I have two lists from which I need to find the indices associated with unique pairs (all the SO posts I could find are only interested in the pairs themselves). I've been trying to use numpy.unique
to do so, but am hitting an oddity. I zipped the lists to create a list of tuples, which then set()
and np.unique()
successfully pare down to only the unique pairs, but what I want is the indices into the original list. The documentation for unique
indicates that it will return those if return_inverse=True
. However, I am getting different levels of "flattening" if that is set or not.
In this example I use strings just to avoid any comparison issues, in reality they are floats.
import numpy as np
l_1 = ['12.34', '12.34', '12.34', '12.34', '56.78', '56.78', '90.12', '90.12']
l_2 = ['-1.23', '-1.23', '-4.56', '-4.56', '-6.78', '-6.78', '-9.01', '-9.01']
ll = zip(l_1, l_2)
ull1 = np.unique(ll)
ull2, inds = np.unique(ll, return_inverse=True)
In the first case the pairs are preserved as a second dimension in the output. In the second case even the tuples are flattened out, thus destroying the pairs.
In [1]: ull1
Out[1]:
array([['-9.01', '90.12'],
['-1.23', '12.34'],
['-6.78', '56.78'],
['-4.56', '12.34']],
dtype='|S5')
In [2]: ull2
Out[2]:
array(['-1.23', '-4.56', '-6.78', '-9.01', '12.34', '56.78', '90.12'],
dtype='|S5')
Is this done on purpose? Is there some way to make unique
give me the indices that I want in the first case (which would be something like [[6,7], [0,1], [4,5], [2,3]]
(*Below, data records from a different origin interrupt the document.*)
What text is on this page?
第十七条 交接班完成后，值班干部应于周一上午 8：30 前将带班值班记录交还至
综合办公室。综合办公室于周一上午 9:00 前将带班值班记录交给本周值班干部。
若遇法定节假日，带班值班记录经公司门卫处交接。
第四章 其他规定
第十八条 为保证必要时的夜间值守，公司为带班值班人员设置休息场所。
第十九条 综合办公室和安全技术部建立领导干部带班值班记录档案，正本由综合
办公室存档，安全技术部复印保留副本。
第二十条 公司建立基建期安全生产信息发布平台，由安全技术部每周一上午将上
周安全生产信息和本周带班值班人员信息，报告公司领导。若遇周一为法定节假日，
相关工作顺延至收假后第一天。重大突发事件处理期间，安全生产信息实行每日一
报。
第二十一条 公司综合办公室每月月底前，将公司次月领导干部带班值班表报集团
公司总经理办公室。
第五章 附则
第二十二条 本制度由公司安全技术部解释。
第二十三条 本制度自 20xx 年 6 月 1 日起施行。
)? I can't tell from the documentation if the former or latter behavior is the odd one out.
I need the indices to operate on other values from similar lists. If I had access to pandas I would use it, but the computer I have to run on only has a very old version of numpy and no pandas. However, this same thing still happens in numpy 1.8.1. I know that I could do something like the following:
sll = list(set(ll))
for i in range(len(sll)):
inds = np.where([val == sll[i] for val in ll])
# I do my operations here using inds
but I'm hoping there may be something more elegant?